Most Merlin M4000 computers were used to run bespoke software rather than off the shelf applications software. A few applications software packages were commercially available including:
- Lex9b word processor.
- MerlinWord word processor.
- A rather neat telephone directory / database program that was mainly used by switchboard operators.
- Software development tools including an 8086 assembler and COBOL compiler.
- An Asteroids game – initially as a demonstration of the bitmapped graphics.

==Usage==

Merlin M4000 computers were commonplace in the United Kingdom during the 1980s, although most were sold to the public sector as large contracts as opposed to the private sector. Major customers included the Royal Navy as part of the OASIS II project, with sales of subsequent models as part of the Oasis 4 project, and the Department of Health and Social Security, with sales also being made to HM Customs and Excise and the Forestry Commission. Merlin M4000 computers were installed in DSS offices across the country where they were used for Case Paper location (tracking files as they moved from one room to another) and calculating benefits. Some M4000 computers were used internally by BT although it is not clear if they were ever used in conjunction with System X telephone exchanges.
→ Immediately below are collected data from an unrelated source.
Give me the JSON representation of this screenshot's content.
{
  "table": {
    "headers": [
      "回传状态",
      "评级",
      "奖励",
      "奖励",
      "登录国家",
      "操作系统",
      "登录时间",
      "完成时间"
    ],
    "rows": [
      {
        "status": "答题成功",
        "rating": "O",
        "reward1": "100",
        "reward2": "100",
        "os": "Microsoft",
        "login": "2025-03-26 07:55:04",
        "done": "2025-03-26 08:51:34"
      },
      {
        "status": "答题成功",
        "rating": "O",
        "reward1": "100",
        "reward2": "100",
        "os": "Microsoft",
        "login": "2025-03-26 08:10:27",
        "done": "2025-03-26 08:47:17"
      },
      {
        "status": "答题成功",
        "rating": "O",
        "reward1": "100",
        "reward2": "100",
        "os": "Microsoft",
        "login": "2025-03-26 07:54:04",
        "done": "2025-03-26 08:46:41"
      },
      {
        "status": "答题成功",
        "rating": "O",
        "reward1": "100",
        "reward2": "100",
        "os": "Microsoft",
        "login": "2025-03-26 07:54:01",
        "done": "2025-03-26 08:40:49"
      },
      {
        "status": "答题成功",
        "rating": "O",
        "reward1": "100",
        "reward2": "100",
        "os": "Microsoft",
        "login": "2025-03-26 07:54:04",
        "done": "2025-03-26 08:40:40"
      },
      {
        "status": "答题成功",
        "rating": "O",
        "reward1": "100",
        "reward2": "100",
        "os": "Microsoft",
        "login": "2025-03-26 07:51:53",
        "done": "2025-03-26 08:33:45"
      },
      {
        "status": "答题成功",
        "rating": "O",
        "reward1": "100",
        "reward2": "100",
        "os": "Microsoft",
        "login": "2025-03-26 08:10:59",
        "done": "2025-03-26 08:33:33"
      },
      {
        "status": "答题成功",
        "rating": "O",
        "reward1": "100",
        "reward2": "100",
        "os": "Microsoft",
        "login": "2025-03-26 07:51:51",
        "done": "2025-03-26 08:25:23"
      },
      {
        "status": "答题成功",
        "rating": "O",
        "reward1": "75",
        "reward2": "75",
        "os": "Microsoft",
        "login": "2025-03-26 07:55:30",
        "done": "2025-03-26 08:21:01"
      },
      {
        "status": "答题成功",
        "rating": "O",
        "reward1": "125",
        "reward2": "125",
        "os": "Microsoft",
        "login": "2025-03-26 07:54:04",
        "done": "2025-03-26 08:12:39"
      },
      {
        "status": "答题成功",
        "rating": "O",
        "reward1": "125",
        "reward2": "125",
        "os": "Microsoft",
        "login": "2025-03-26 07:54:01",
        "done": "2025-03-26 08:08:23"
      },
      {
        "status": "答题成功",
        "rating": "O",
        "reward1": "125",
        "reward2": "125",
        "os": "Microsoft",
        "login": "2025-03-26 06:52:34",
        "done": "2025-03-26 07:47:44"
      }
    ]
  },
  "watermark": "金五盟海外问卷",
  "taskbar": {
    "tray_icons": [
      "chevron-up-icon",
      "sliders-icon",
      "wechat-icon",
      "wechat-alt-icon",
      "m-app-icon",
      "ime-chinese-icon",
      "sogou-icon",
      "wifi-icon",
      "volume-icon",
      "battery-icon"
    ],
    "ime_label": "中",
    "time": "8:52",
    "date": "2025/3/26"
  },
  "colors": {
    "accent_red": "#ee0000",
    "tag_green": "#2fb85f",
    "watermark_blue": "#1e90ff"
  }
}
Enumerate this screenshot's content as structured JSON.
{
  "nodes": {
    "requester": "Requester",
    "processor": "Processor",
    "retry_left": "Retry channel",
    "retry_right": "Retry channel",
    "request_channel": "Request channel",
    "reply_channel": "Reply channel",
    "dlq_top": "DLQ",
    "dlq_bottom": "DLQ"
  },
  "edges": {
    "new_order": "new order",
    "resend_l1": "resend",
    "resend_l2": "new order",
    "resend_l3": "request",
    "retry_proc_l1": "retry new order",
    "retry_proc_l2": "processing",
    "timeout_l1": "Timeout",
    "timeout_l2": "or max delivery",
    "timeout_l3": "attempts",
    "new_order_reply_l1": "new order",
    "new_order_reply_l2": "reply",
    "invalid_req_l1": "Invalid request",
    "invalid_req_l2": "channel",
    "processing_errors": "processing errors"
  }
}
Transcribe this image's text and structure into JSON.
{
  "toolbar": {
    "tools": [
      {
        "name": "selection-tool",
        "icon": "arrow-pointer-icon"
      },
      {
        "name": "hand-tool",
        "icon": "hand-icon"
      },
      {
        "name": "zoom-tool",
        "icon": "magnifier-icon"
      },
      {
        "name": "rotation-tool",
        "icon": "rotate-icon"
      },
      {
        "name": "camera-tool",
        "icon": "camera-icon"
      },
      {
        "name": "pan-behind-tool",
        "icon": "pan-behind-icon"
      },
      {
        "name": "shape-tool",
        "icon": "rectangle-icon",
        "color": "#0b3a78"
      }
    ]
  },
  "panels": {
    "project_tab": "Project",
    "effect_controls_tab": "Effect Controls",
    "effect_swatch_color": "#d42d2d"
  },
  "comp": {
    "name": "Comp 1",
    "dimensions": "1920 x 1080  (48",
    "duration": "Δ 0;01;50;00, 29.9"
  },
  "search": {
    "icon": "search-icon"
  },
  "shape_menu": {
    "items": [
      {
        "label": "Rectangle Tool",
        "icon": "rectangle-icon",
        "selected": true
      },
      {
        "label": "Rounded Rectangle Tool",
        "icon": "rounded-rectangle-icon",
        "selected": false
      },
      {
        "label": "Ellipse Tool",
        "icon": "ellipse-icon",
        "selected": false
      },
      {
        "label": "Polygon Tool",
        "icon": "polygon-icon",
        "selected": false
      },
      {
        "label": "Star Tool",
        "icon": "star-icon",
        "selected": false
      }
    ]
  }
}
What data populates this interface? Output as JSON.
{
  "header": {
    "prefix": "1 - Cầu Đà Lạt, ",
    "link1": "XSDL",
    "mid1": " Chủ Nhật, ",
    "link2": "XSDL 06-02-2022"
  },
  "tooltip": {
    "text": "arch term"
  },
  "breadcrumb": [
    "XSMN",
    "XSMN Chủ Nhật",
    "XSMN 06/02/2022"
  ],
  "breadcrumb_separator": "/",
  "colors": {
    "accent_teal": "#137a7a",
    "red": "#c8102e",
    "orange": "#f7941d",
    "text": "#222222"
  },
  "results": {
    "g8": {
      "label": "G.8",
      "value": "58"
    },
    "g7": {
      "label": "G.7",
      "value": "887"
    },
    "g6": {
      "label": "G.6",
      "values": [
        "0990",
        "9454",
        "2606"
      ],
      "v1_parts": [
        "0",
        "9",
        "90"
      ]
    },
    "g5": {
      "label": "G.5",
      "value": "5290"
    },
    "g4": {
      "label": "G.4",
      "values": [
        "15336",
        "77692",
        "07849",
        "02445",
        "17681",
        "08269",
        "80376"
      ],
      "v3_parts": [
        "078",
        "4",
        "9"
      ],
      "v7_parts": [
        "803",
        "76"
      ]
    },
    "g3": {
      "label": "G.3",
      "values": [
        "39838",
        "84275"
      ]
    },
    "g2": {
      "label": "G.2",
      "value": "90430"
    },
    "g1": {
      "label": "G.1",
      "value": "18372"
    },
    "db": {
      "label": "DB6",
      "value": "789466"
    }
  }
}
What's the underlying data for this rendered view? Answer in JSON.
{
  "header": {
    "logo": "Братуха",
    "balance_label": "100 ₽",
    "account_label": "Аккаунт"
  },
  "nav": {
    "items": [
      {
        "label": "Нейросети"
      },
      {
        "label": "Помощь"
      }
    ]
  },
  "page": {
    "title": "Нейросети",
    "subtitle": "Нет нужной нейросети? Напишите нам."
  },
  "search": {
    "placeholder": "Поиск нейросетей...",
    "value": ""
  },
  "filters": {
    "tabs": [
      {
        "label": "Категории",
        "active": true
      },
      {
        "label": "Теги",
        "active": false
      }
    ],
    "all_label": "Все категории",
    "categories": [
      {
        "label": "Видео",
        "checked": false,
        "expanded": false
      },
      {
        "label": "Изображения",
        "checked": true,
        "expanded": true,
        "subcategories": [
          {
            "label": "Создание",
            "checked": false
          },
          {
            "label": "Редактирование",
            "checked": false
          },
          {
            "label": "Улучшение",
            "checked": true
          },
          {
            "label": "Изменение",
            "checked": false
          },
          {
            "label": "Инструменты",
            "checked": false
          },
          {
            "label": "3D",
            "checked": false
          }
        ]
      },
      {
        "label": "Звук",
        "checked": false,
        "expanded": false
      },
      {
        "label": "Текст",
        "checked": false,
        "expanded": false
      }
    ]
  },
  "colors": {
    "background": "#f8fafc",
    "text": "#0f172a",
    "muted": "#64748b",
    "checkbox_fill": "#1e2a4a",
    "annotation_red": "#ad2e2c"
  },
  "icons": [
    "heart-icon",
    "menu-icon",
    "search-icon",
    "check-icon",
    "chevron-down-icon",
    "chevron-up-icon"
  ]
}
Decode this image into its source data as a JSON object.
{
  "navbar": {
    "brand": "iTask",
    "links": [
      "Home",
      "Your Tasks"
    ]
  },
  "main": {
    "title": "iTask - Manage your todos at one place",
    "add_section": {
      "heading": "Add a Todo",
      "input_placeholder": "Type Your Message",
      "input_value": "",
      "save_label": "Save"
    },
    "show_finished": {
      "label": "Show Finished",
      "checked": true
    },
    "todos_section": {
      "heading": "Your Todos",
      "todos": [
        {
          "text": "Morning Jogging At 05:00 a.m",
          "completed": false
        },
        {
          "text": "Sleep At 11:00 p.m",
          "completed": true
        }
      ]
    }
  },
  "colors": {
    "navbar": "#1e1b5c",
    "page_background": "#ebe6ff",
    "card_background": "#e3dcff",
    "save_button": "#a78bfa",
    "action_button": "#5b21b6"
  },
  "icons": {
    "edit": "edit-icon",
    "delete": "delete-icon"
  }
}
Many theatres in the UK used Merlin M4000 computers running the RITA booking software that was written either by or in conjunction with the Royal Shakespeare Company.

==Successor==

The M4204T and M4213T computers were available in 1990 from the TEMPEST division of BT which sold TEMPEST certified computer equipment for high security applications. They were replaced by the M5000 range of IBM PC compatible TEMPEST certified computers running MS-DOS.